Un traumatismo que supone un reto muy complicado

Pablo Codesido

DEPORTES

JOHN G. MABANGLO

25 feb 2021 . Actualizado a las 10:24 h.

El sentido histórico de la especialidad de cirugía ortopédica y traumatología siempre han sido las fracturas y traumatismos. En el ámbito del deporte, estamos acostumbrados a hablar de lesiones de entidad solo relevante para la práctica de una disciplina concreta, pero esta vez nos encontramos con lesiones de alta energía, producidas por un accidente de tráfico, y por lo tanto graves, que pueden afectar incluso a las funciones básicas de movilidad. El parte médico facilitado por el doctor Anish Mahajan sobre el accidente de Tiger Woods, revela varias lesiones importantes. Se trata de una fractura conminuta y abierta de tibia y peroné derecha, así como lesiones asociadas en el tobillo y pie del mismo lado que han necesitado cirugía. ¿Qué significa esto? Una fractura abierta es aquella en la que existe una herida con una solución de continuidad entre el exterior y los tejidos internos, lo que implica mayor riesgo de infección.
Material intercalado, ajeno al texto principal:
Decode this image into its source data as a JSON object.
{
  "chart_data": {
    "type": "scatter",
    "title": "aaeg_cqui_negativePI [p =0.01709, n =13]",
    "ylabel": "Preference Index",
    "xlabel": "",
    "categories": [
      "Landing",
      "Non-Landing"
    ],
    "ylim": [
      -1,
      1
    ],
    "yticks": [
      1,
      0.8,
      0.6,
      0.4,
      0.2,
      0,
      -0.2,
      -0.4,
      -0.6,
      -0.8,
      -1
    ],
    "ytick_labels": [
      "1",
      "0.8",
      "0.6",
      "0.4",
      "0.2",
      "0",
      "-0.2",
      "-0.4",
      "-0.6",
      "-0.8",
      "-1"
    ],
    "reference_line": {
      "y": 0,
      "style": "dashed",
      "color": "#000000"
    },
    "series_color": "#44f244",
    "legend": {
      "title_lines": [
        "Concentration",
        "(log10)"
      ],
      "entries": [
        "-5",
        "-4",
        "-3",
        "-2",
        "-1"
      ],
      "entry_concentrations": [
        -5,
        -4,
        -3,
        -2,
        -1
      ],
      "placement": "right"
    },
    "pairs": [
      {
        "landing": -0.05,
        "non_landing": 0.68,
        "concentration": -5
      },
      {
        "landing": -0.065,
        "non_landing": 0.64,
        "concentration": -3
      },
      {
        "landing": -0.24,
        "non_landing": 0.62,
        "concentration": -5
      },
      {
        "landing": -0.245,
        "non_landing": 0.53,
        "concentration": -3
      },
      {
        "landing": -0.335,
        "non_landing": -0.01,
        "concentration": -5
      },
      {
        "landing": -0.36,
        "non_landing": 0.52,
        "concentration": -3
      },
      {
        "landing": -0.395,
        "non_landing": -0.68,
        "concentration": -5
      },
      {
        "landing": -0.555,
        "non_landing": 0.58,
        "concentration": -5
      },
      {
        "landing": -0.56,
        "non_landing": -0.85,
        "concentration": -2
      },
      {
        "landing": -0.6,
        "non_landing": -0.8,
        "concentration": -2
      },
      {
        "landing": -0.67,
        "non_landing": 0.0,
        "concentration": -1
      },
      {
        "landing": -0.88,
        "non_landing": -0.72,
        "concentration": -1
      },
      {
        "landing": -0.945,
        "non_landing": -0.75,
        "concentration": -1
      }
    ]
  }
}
La conminución dictamina que es una fractura con diversos fragmentos e inestabilidad intrínseca, es decir, desplazamiento. Y finalmente la afectación del tobillo y pie nos hace pensar que existe afectación articular.
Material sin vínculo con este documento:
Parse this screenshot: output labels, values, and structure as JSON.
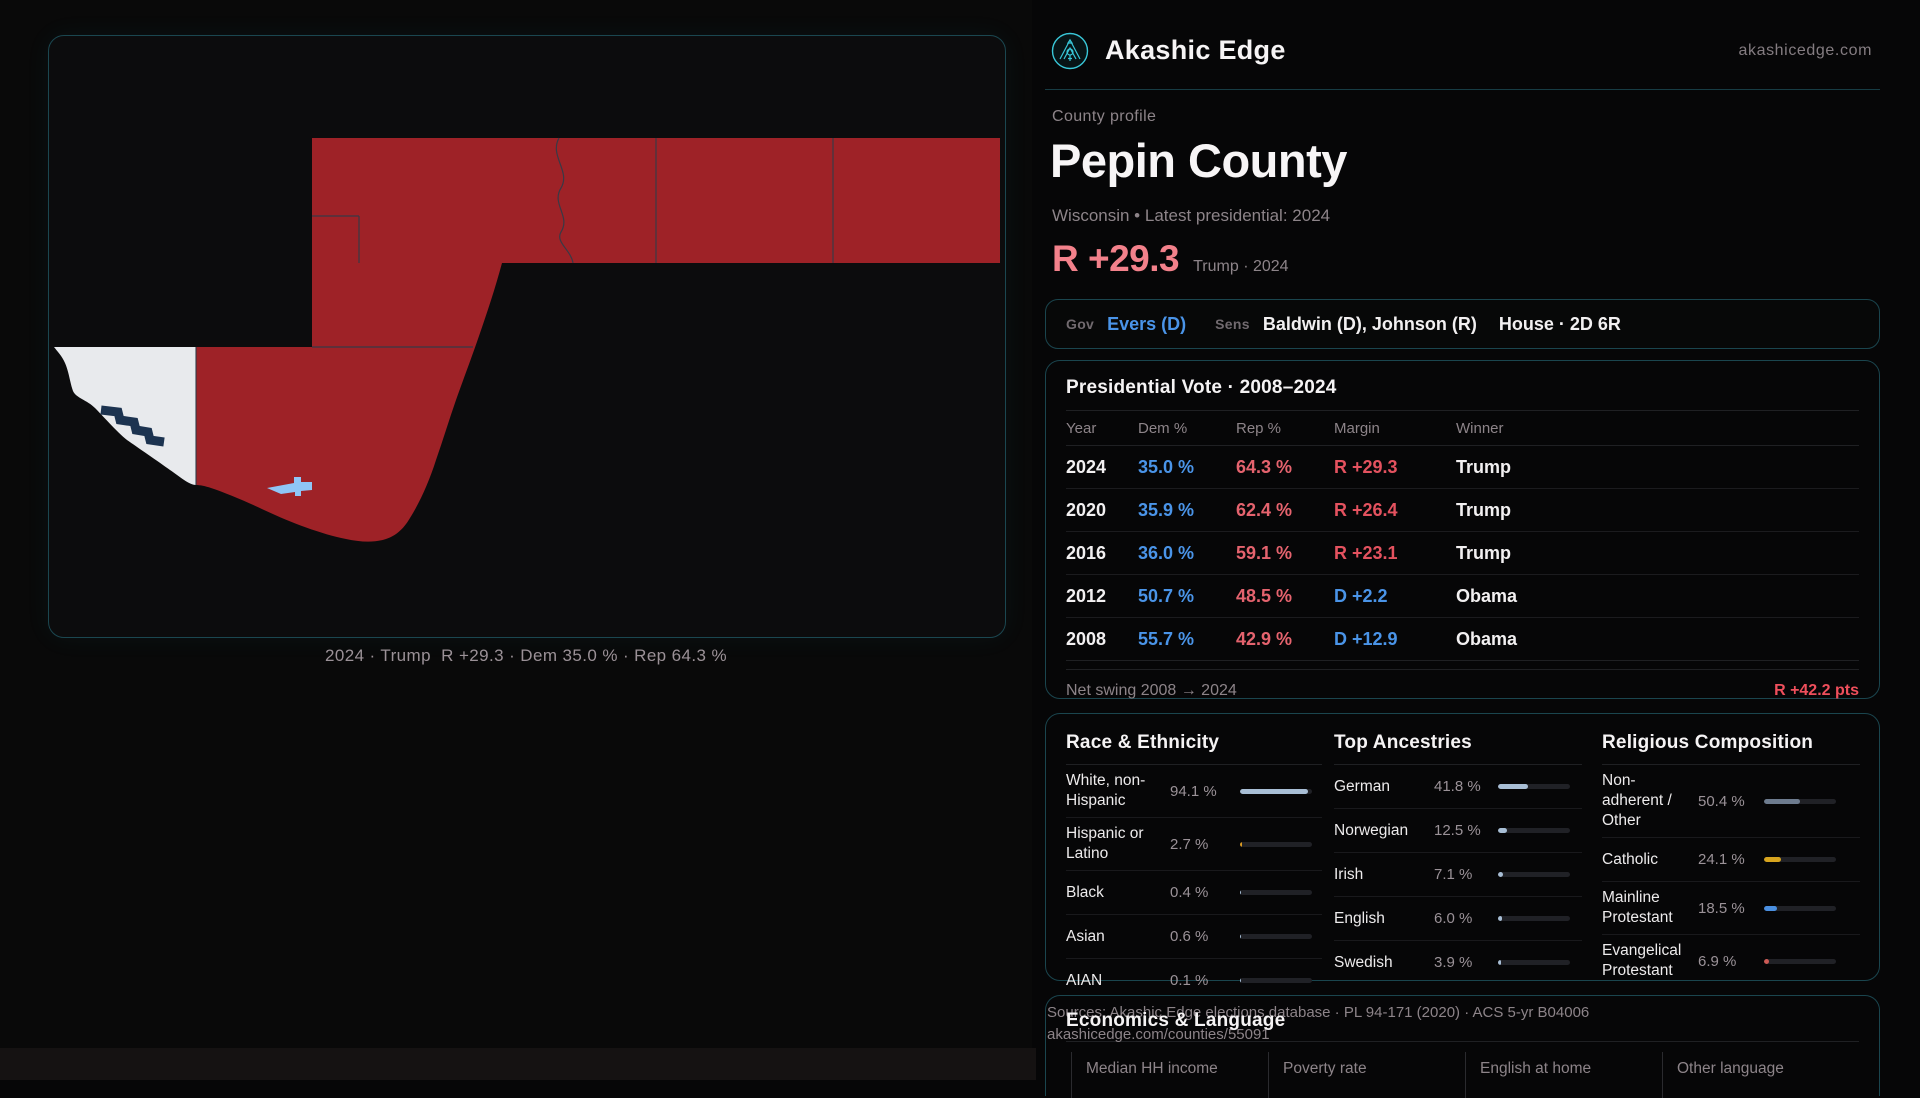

La secuencia de tratamiento empieza por salvar la extremidad, tratando los tejidos blandos para que no exista una compresión en la pierna que pueda llegar incluso a una pérdida de la misma, de hecho, en el caso de Woods se han realizado incisiones para eliminar dicha presión producida por la inflamación. La segunda parte incluye la estabilización de las fracturas para intentar conseguir una extremidad anatómica que pueda consolidar (pegar) en las mejores condiciones posibles, en este caso se ha necesitado material de osteosíntesis (pines, barras, tornillos) para la tibia, tobillo y pie.
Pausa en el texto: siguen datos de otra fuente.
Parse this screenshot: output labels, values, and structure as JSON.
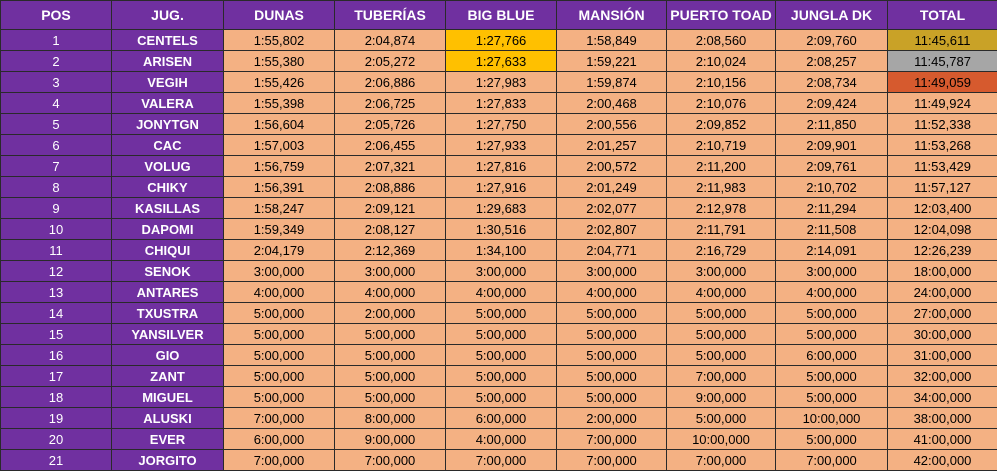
{
  "colors": {
    "header_bg": "#7030a0",
    "cell_bg": "#f4b183",
    "best_lap_highlight": "#ffc000",
    "total_first": "#c9a227",
    "total_second": "#a6a6a6",
    "total_third": "#d65a2e"
  },
  "headers": [
    "POS",
    "JUG.",
    "DUNAS",
    "TUBERÍAS",
    "BIG BLUE",
    "MANSIÓN",
    "PUERTO TOAD",
    "JUNGLA DK",
    "TOTAL"
  ],
  "rows": [
    {
      "pos": "1",
      "jug": "CENTELS",
      "times": [
        "1:55,802",
        "2:04,874",
        "1:27,766",
        "1:58,849",
        "2:08,560",
        "2:09,760"
      ],
      "total": "11:45,611"
    },
    {
      "pos": "2",
      "jug": "ARISEN",
      "times": [
        "1:55,380",
        "2:05,272",
        "1:27,633",
        "1:59,221",
        "2:10,024",
        "2:08,257"
      ],
      "total": "11:45,787"
    },
    {
      "pos": "3",
      "jug": "VEGIH",
      "times": [
        "1:55,426",
        "2:06,886",
        "1:27,983",
        "1:59,874",
        "2:10,156",
        "2:08,734"
      ],
      "total": "11:49,059"
    },
    {
      "pos": "4",
      "jug": "VALERA",
      "times": [
        "1:55,398",
        "2:06,725",
        "1:27,833",
        "2:00,468",
        "2:10,076",
        "2:09,424"
      ],
      "total": "11:49,924"
    },
    {
      "pos": "5",
      "jug": "JONYTGN",
      "times": [
        "1:56,604",
        "2:05,726",
        "1:27,750",
        "2:00,556",
        "2:09,852",
        "2:11,850"
      ],
      "total": "11:52,338"
    },
    {
      "pos": "6",
      "jug": "CAC",
      "times": [
        "1:57,003",
        "2:06,455",
        "1:27,933",
        "2:01,257",
        "2:10,719",
        "2:09,901"
      ],
      "total": "11:53,268"
    },
    {
      "pos": "7",
      "jug": "VOLUG",
      "times": [
        "1:56,759",
        "2:07,321",
        "1:27,816",
        "2:00,572",
        "2:11,200",
        "2:09,761"
      ],
      "total": "11:53,429"
    },
    {
      "pos": "8",
      "jug": "CHIKY",
      "times": [
        "1:56,391",
        "2:08,886",
        "1:27,916",
        "2:01,249",
        "2:11,983",
        "2:10,702"
      ],
      "total": "11:57,127"
    },
    {
      "pos": "9",
      "jug": "KASILLAS",
      "times": [
        "1:58,247",
        "2:09,121",
        "1:29,683",
        "2:02,077",
        "2:12,978",
        "2:11,294"
      ],
      "total": "12:03,400"
    },
    {
      "pos": "10",
      "jug": "DAPOMI",
      "times": [
        "1:59,349",
        "2:08,127",
        "1:30,516",
        "2:02,807",
        "2:11,791",
        "2:11,508"
      ],
      "total": "12:04,098"
    },
    {
      "pos": "11",
      "jug": "CHIQUI",
      "times": [
        "2:04,179",
        "2:12,369",
        "1:34,100",
        "2:04,771",
        "2:16,729",
        "2:14,091"
      ],
      "total": "12:26,239"
    },
    {
      "pos": "12",
      "jug": "SENOK",
      "times": [
        "3:00,000",
        "3:00,000",
        "3:00,000",
        "3:00,000",
        "3:00,000",
        "3:00,000"
      ],
      "total": "18:00,000"
    },
    {
      "pos": "13",
      "jug": "ANTARES",
      "times": [
        "4:00,000",
        "4:00,000",
        "4:00,000",
        "4:00,000",
        "4:00,000",
        "4:00,000"
      ],
      "total": "24:00,000"
    },
    {
      "pos": "14",
      "jug": "TXUSTRA",
      "times": [
        "5:00,000",
        "2:00,000",
        "5:00,000",
        "5:00,000",
        "5:00,000",
        "5:00,000"
      ],
      "total": "27:00,000"
    },
    {
      "pos": "15",
      "jug": "YANSILVER",
      "times": [
        "5:00,000",
        "5:00,000",
        "5:00,000",
        "5:00,000",
        "5:00,000",
        "5:00,000"
      ],
      "total": "30:00,000"
    },
    {
      "pos": "16",
      "jug": "GIO",
      "times": [
        "5:00,000",
        "5:00,000",
        "5:00,000",
        "5:00,000",
        "5:00,000",
        "6:00,000"
      ],
      "total": "31:00,000"
    },
    {
      "pos": "17",
      "jug": "ZANT",
      "times": [
        "5:00,000",
        "5:00,000",
        "5:00,000",
        "5:00,000",
        "7:00,000",
        "5:00,000"
      ],
      "total": "32:00,000"
    },
    {
      "pos": "18",
      "jug": "MIGUEL",
      "times": [
        "5:00,000",
        "5:00,000",
        "5:00,000",
        "5:00,000",
        "9:00,000",
        "5:00,000"
      ],
      "total": "34:00,000"
    },
    {
      "pos": "19",
      "jug": "ALUSKI",
      "times": [
        "7:00,000",
        "8:00,000",
        "6:00,000",
        "2:00,000",
        "5:00,000",
        "10:00,000"
      ],
      "total": "38:00,000"
    },
    {
      "pos": "20",
      "jug": "EVER",
      "times": [
        "6:00,000",
        "9:00,000",
        "4:00,000",
        "7:00,000",
        "10:00,000",
        "5:00,000"
      ],
      "total": "41:00,000"
    },
    {
      "pos": "21",
      "jug": "JORGITO",
      "times": [
        "7:00,000",
        "7:00,000",
        "7:00,000",
        "7:00,000",
        "7:00,000",
        "7:00,000"
      ],
      "total": "42:00,000"
    }
  ]
}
La pregunta que nos hacemos todos es cómo afectará esto a la carrera profesional de Tiger Woods. Todo va a depender de la evolución de la lesión en los próximos días. Una vez superada la fase inflamatoria y conseguida luego la consolidación, habrá que valorar la afectación articular de la pierna, y las posibles secuelas funcionales. Las fracturas abiertas conminuta de la pierna, hasta hace menos de un siglo, suponían casi irremediablemente una cojera, una pérdida de la extremidad e incluso la muerte. Actualmente siguen siendo un reto y un objetivo mayor en los servicios de urgencia traumatológicos. Los avances médicoquirúrgicos han facilitado la recuperación total en gran parte de estas lesiones en cuanto a funciones de vida básicas, pero es ciertamente predecible que se puedan producir secuelas. El golf es un deporte de bajo impacto articular, si bien el nivel competitivo de Tiger Woods exige unas condiciones físicas excepcionales. En su caso particular, ya intervenido previamente de cirugía en la columna vertebral, no lo tendrá fácil, pero el grado de superación de esta clase de fenómenos del deporte no descarta que lo podamos volver a ver jugar al nivel al que siempre lo ha hecho.